Anyone can apply to be a foster carer as long as they have what it takes to care for children separated from their own families. There are no age limits, up or down, and single people can foster as well as married or cohabiting couples. Some carers have their own children, others don't. It doesn't matter if you are in or out of paid work, or own or rent a house. People of all ethnic origins are needed - children benefit from living with families who share their own culture, language, religion and food.
How do people find out more about becoming a foster carer?

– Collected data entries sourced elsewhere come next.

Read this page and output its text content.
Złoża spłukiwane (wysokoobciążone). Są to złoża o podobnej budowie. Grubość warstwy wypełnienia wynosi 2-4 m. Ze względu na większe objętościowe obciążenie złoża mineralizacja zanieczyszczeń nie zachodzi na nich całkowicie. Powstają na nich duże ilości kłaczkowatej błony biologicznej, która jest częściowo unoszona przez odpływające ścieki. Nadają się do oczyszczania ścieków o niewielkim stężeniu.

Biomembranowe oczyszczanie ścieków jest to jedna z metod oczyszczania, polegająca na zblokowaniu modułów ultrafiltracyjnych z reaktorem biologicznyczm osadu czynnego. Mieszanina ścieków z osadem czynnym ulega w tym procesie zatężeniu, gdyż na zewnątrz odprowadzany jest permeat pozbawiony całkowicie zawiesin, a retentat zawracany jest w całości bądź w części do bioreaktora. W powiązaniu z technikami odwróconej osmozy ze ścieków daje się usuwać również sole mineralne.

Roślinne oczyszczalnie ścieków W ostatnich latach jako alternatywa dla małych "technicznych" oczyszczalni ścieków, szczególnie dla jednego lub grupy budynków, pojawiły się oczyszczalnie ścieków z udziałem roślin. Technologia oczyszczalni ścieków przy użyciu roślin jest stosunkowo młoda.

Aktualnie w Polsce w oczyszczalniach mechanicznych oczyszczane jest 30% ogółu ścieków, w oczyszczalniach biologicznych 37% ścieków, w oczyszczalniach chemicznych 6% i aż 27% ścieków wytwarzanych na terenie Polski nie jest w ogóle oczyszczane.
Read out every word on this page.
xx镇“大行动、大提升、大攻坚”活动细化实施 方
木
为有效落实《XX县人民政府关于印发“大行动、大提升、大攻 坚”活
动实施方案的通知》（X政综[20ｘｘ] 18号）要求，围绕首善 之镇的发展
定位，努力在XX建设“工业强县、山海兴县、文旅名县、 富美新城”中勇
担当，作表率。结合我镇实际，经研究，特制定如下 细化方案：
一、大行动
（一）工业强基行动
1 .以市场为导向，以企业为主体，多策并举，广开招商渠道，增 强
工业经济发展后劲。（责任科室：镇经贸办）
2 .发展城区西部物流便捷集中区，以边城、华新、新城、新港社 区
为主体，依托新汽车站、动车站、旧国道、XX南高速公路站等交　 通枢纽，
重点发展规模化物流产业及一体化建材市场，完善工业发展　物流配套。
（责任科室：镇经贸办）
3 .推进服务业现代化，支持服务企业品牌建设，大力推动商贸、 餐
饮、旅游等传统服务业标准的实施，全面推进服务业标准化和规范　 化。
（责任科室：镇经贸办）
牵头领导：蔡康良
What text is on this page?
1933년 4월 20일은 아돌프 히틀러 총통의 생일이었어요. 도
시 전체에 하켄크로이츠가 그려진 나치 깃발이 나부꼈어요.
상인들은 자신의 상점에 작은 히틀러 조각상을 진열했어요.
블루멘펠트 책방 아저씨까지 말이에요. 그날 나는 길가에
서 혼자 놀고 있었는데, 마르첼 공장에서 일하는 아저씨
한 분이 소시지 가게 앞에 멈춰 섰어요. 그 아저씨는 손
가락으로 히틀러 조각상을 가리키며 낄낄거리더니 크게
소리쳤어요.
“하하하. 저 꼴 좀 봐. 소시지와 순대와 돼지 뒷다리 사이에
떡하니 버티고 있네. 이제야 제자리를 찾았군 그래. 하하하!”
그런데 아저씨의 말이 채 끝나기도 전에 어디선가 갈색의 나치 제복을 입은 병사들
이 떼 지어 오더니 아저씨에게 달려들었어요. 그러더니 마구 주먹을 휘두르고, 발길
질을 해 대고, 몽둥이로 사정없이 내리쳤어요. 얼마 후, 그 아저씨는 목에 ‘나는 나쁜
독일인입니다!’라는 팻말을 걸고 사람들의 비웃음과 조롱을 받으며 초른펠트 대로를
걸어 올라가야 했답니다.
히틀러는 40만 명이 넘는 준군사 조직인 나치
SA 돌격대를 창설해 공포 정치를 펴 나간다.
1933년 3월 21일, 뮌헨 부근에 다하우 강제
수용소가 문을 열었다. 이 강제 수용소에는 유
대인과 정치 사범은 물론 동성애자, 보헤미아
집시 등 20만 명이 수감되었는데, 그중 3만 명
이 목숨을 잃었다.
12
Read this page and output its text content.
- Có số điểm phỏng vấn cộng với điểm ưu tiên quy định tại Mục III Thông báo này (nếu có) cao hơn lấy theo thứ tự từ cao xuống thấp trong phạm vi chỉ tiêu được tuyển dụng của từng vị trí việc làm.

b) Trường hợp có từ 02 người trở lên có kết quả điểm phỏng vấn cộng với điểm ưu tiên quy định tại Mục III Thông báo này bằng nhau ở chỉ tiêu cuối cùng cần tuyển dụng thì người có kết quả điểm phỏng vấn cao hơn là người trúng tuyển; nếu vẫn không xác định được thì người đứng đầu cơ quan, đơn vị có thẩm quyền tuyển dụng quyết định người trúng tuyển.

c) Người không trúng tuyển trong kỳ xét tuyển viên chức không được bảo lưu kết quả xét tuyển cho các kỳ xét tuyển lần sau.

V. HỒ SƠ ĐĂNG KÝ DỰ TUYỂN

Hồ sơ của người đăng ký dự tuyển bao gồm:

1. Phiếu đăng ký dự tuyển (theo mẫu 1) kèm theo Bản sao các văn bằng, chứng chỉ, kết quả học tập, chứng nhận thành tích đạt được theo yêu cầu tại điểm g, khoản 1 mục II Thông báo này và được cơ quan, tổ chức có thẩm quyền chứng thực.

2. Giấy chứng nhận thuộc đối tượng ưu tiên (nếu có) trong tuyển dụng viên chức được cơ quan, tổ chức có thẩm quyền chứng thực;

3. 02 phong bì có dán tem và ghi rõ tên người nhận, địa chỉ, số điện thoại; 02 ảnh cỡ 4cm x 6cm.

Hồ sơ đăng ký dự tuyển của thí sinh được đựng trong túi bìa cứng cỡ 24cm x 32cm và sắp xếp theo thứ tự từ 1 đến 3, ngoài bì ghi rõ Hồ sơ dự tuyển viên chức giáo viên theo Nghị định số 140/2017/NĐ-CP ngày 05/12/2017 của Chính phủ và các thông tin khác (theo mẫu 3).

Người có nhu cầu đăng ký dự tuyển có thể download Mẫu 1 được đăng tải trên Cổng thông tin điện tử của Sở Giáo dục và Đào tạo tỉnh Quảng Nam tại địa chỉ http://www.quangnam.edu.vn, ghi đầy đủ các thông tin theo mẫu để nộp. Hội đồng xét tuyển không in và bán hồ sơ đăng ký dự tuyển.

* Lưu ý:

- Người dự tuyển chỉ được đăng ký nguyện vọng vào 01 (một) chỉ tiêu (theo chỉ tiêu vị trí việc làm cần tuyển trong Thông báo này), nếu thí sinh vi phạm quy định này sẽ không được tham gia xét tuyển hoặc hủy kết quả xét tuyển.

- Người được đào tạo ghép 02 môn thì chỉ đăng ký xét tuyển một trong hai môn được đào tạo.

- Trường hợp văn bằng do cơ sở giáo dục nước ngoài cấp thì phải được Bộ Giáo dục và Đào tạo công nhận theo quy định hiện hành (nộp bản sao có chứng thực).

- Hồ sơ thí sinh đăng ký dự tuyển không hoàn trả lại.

People can contact their local authority's social services department or alternatively the Fostering Network on 020 7620 6400 or email@example.com, or see www.fostering.net
Foster Care Statistics
These are the latest statistics available from the relevant government departments in England, Northern Ireland, Scotland and Wales. They provide a snapshot of fostering services on one day of the year. Many more children and young people move in and out of foster homes over the course of 12 months.
- 58,900 children were in public care on 31 March 2001
- Two thirds of these children (38,400 or 65 per cent) were living with foster families
- There are approximately 32,000 foster families in England
- Two thirds of children who are fostered return home within six months
- 2,414 children were in public care on 31 March 2001
- Two thirds of these children (1,528 or 63 per cent) were living with foster families
- There are approximately 1,200 foster families in Northern Ireland
- 6,055 children were in public care away from home on 31 March 2001
- Three quarters of these children (4,475 or 74 per cent) were living with foster families
- There are approximately 2,200 foster families in Scotland
- 3,574 children were in public care on 31 March 2000
- Three quarters of these children (2,691 or 75%) were living with foster families
- There are approximately 1,850 foster families in Wales
NOTE: new figures on the shortage of foster carers in the UK are being published to coincide with the start of Foster Care Fortnight.